LE COSE CHE SCRIVO IN QUESTO BLOG SONO FRUTTO DELLA MIA FANTASIA (BACATA).
QUALSIASI RIFERIMENTO A PERSONE O FATTI REALMENTE ESISTENTI E' CAUSALE.

mercoledì 30 dicembre 2009

Curve

Quando uno guida in una strada per la prima volta, tutte le curve sono un'incognita.
E così a volte capita di prendere una curva a una certa velocità e di sentirsi in balìa di una forza strana, una forza che tira la tua macchina verso il guard-rail, o, se si possiede un'auto tipo una Dacia Logan, che te la ribalta anche.


Poi, quando uno fa la stessa strada tante volte, per tortuosa che sia, com'è, come non è, ecco che la strada si riesce a percorrerla senza sentirsi in balìa o ribaltanti, eppure si va sempre più veloce. Come se il nostro cervello l'avesse memorizzata, anche se non ci pare.


E quando la strada si rifà a 10 anni di distanza, fà lo stesso, il nostro cervello se la ricorda ancora.

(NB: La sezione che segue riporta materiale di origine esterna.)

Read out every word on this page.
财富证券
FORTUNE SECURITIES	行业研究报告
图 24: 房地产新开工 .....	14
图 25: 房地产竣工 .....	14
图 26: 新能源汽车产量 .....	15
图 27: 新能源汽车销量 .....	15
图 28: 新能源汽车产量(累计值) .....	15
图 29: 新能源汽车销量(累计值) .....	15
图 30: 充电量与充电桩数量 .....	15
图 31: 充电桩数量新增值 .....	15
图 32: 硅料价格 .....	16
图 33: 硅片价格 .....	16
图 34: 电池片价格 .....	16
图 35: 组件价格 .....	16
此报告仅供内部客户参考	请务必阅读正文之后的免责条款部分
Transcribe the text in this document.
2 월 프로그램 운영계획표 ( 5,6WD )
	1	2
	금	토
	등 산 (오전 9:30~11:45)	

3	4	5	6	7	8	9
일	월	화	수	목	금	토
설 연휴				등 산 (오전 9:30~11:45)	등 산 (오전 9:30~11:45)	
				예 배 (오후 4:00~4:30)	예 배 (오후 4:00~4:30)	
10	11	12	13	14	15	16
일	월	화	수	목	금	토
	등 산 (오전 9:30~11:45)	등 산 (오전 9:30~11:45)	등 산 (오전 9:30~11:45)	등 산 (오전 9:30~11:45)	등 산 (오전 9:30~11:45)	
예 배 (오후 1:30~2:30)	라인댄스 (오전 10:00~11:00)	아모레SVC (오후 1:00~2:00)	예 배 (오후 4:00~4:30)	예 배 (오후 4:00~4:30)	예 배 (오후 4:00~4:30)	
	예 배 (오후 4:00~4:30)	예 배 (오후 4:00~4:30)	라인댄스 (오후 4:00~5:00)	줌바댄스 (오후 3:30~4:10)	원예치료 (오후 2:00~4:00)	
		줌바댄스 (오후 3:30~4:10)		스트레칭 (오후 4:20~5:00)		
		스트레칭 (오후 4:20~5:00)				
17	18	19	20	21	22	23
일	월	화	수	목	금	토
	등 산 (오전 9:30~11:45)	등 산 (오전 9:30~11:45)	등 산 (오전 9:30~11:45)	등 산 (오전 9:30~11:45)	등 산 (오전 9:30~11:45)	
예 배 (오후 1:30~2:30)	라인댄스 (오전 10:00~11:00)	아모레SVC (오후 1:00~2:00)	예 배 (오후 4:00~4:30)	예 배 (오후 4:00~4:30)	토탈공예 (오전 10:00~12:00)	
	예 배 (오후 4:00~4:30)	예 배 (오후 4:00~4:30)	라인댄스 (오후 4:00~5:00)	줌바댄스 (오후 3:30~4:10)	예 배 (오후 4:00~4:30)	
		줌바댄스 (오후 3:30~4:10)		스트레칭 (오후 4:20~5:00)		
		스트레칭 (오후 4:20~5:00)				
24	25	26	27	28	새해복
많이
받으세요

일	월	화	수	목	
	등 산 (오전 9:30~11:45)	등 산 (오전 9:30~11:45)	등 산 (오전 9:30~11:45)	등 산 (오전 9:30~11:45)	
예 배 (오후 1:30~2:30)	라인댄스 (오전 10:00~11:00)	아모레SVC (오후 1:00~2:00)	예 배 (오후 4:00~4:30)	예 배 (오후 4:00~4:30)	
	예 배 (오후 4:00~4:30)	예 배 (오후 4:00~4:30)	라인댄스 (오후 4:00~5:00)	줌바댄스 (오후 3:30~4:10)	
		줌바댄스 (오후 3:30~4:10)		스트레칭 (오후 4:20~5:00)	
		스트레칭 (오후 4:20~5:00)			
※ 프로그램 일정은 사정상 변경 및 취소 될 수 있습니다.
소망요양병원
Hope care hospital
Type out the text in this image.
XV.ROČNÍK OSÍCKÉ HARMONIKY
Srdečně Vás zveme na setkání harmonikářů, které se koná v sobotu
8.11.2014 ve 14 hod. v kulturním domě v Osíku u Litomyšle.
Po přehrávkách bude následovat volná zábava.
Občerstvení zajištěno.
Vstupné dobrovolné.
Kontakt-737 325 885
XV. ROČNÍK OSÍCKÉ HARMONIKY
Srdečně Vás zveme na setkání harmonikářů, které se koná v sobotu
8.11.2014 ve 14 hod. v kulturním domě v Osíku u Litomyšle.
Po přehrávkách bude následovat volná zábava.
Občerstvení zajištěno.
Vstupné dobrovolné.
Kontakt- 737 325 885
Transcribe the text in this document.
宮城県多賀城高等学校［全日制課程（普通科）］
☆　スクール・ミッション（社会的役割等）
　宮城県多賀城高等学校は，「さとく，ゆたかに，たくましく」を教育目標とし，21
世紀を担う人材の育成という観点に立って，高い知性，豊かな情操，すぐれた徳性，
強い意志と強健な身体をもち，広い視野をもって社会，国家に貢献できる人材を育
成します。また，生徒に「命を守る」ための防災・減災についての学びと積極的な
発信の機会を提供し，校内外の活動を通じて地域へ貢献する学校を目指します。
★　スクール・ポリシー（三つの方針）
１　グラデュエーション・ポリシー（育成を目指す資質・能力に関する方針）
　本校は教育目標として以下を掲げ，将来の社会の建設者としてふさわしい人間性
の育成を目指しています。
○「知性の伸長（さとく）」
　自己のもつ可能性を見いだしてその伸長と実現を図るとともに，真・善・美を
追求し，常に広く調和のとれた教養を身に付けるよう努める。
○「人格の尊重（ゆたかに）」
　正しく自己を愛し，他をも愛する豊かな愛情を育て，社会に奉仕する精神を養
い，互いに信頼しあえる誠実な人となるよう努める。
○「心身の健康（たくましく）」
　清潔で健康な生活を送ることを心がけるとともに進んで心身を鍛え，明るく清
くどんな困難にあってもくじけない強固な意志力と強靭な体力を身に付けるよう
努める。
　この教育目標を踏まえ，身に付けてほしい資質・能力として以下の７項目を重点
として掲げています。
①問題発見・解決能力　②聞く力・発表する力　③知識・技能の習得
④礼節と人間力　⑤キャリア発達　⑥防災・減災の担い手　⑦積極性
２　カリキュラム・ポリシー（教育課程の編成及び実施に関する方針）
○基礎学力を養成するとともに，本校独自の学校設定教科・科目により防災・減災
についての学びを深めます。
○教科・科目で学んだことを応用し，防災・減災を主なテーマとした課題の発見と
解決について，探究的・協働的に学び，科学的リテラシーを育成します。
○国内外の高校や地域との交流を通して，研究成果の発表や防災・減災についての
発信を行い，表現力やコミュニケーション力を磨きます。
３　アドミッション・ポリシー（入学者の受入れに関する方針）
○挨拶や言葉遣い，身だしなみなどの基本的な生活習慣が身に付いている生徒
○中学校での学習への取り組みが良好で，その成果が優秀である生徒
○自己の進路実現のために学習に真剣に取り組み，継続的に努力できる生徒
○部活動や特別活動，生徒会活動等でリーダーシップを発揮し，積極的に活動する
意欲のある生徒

ma soprattutto, quando uno prende una curva pensando di non ribaltarsi, la macchina stessa acquisisce più stabilità che nel caso in cui pensi "Ommaria, ora mi ribalto!".

Vai a capire perchè.

Chissà a che pensava il collaudatore della Dacia Logan, mentre andava ai 65 km/h.

lunedì 28 dicembre 2009

Truzzi si diventa

Io, truzza non lo sono mai stata.

Mi sono sempre detta di non esserlo mai stata, più che altro.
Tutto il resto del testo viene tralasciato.